Es könnte alles so schön sein in Moskau, Russlands alter und neuer Traumstadt.
In jüngster Zeit aber hat sich das Gefühl drohenden neuen Unheils eingeschlichen in die Hinterköpfe der Hauptstadtbewohner. Die Leute aus dem Sicherheitsapparat wirken noch ein bisschen strenger als bisher, die Dissidenten noch ein bisschen vorsichtiger.

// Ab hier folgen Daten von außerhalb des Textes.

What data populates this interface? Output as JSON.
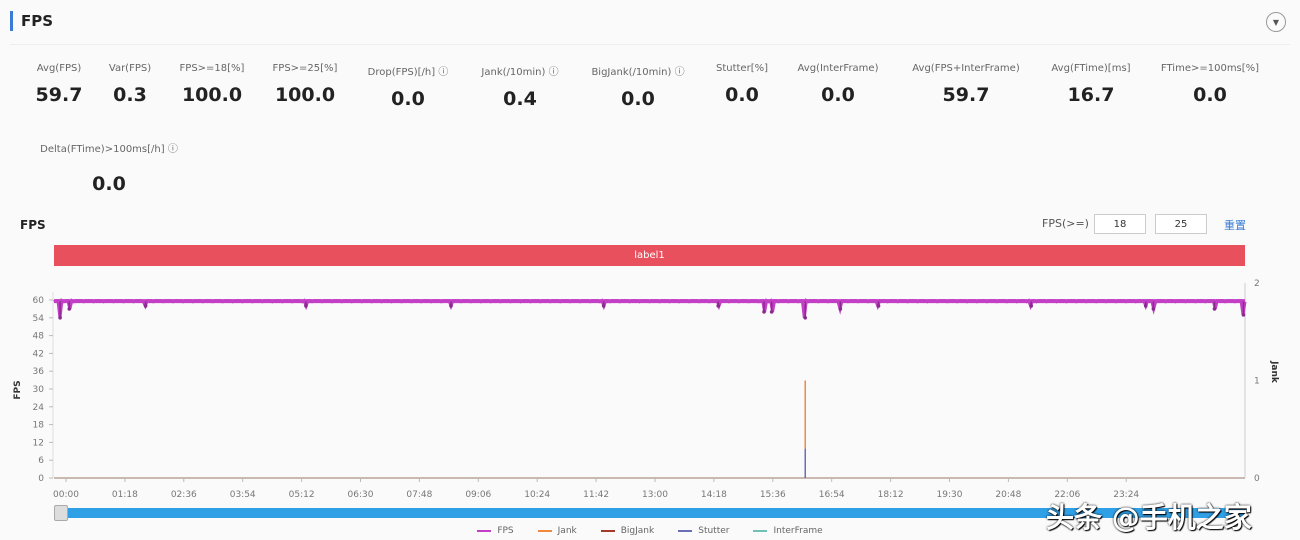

Aufstand in Putins Paradies
An diesem Wochenende werden erstmals seit Beginn der jüngsten Proteste nicht mehr nur einige tausend, sondern wohl mehr als 100 000 Menschen auf die Straße gehen, um ein „Russland ohne Putin“ zu fordern. Wie kam es zu diesem Aufstand im Paradies des Zaren?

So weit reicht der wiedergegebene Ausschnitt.